• Astrophysique: une galaxie massive éjectant près de la moitié de son gaz nécessaire à la formation d'étoiles a été observée pour la première fois dans l'Univers lointain!____¤202101

     

    Une étude, dont les résultats intitulés «A titanic interstellar medium ejection from a massive starburst galaxy at z=1.4» sont publiés dans la revue Nature Astronomy et disponibles en pdf, a permis, grâce au réseau ALMA, d'observer pour la première fois dans l'Univers lointain une galaxie massive à formation d'étoiles typique éjectant près de la moitié de son gaz nécessaire à la formation d'étoiles.
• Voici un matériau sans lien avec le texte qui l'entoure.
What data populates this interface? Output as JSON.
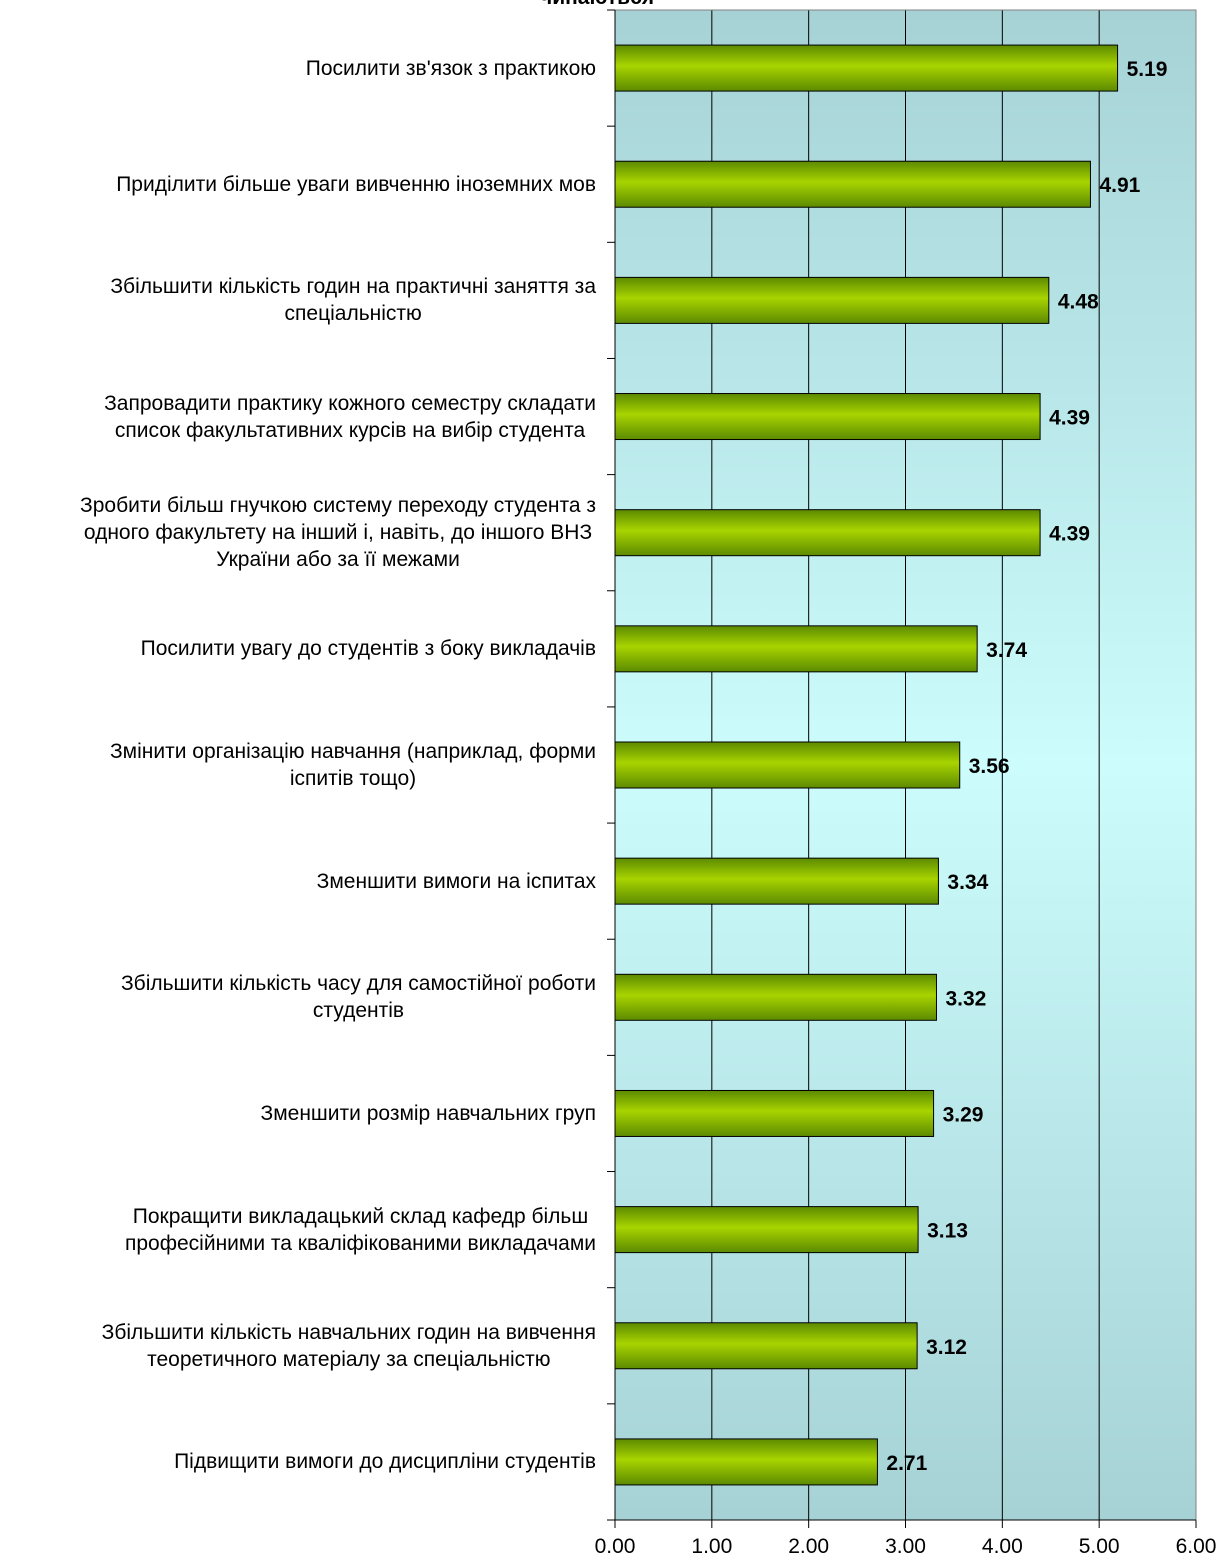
{
  "title_fragment": "чинаються",
  "chart_data": {
    "type": "bar",
    "orientation": "horizontal",
    "categories": [
      "Посилити зв'язок з практикою",
      "Приділити більше уваги вивченню іноземних мов",
      "Збільшити кількість годин на практичні заняття за\nспеціальністю",
      "Запровадити практику кожного семестру складати\nсписок факультативних курсів на вибір студента",
      "Зробити більш гнучкою систему переходу студента з\nодного факультету на інший і, навіть, до іншого ВНЗ\nУкраїни або за її межами",
      "Посилити увагу до студентів з боку викладачів",
      "Змінити організацію навчання (наприклад, форми\nіспитів тощо)",
      "Зменшити вимоги на іспитах",
      "Збільшити кількість часу для самостійної роботи\nстудентів",
      "Зменшити розмір навчальних груп",
      "Покращити викладацький склад кафедр більш\nпрофесійними та кваліфікованими викладачами",
      "Збільшити кількість навчальних годин на вивчення\nтеоретичного матеріалу за спеціальністю",
      "Підвищити вимоги до дисципліни студентів"
    ],
    "values": [
      5.19,
      4.91,
      4.48,
      4.39,
      4.39,
      3.74,
      3.56,
      3.34,
      3.32,
      3.29,
      3.13,
      3.12,
      2.71
    ],
    "value_labels": [
      "5.19",
      "4.91",
      "4.48",
      "4.39",
      "4.39",
      "3.74",
      "3.56",
      "3.34",
      "3.32",
      "3.29",
      "3.13",
      "3.12",
      "2.71"
    ],
    "x_ticks": [
      "0.00",
      "1.00",
      "2.00",
      "3.00",
      "4.00",
      "5.00",
      "6.00"
    ],
    "xlim": [
      0,
      6
    ],
    "grid": "vertical",
    "legend": "none",
    "colors": {
      "bar_light": "#a8d400",
      "bar_dark": "#5c8a00",
      "bg_edge": "#a6d2d6",
      "bg_center": "#ccfcfc",
      "grid": "#000000"
    }
  }
}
Comme cette éjection se produit à un rythme effarant, qui équivaudrait à 10 000 fois la masse du soleil de gaz par an, cette galaxie, immatriculée ID2299, perd rapidement son combustible pour fabriquer de nouvelles étoiles.

     

    Relevons tout d'abord que la lumière de la galaxie ID2299 met «environ 9 milliards d'années à nous atteindre» de sorte qu'elle est vue lorsque «l'Univers n'avait que 4,5 milliards d'années». Il apparaît que l''éjection de gaz «soustrait à ID2299 un pourcentage impressionnant de 46% de l'ensemble de son gaz froid» alors que la galaxie forme «des étoiles très rapidement, des centaines de fois plus vite que notre Voie lactée», de sorte que le gaz restant sera rapidement consommé» aboutissant à «l'extinction de ID2299 dans quelques dizaines de millions d'années seulement».

     

    Cette découverte a été faite par hasard, lors d'une opération de «sondage de galaxies réalisé avec ALMA, destiné à étudier les propriétés du gaz froid dans plus de 100 galaxies lointaines» durant laquelle «ID2299 n'avait été observé par ALMA que pendant quelques minutes, mais la puissance de cet observatoire, situé dans le nord du Chili» a permis «de recueillir suffisamment de données pour détecter la galaxie et sa queue d'éjection».

     

    Selon l'étude ici présentée, «l'événement responsable de la perte spectaculaire de gaz est une collision entre deux galaxies, qui ont finalement fusionné pour former ID2299». Cette hypothèse est suggérée par «l'association du gaz éjecté avec une 'queue de marée'», les queues de marée étant «des traînées allongées d'étoiles et de gaz s'étendant dans l'espace interstellaire qui résultent de la fusion de deux galaxies».

     

    Alors qu'on savait «que les vents provoqués par la formation des étoiles et l'activité des trous noirs au centre des galaxies massives sont responsables» de rejets dans l'espace «des matériaux nécessaires à la formation des étoiles, mettant ainsi fin à la capacité des galaxies à créer de nouvelles étoiles», cette étude laisse penser que les fusions de galaxies peuvent aussi «être responsables de l'éjection dans l'espace du combustible nécessaire à la formation d'étoiles».

     

    De ce fait, «certaines des équipes qui ont précédemment identifié les vents des galaxies lointaines pourraient en fait avoir observé des queues de marée éjectant du gaz de celles-ci», ce qui pourrait conduire «à revoir notre compréhension de la façon dont les galaxies 'meurent'».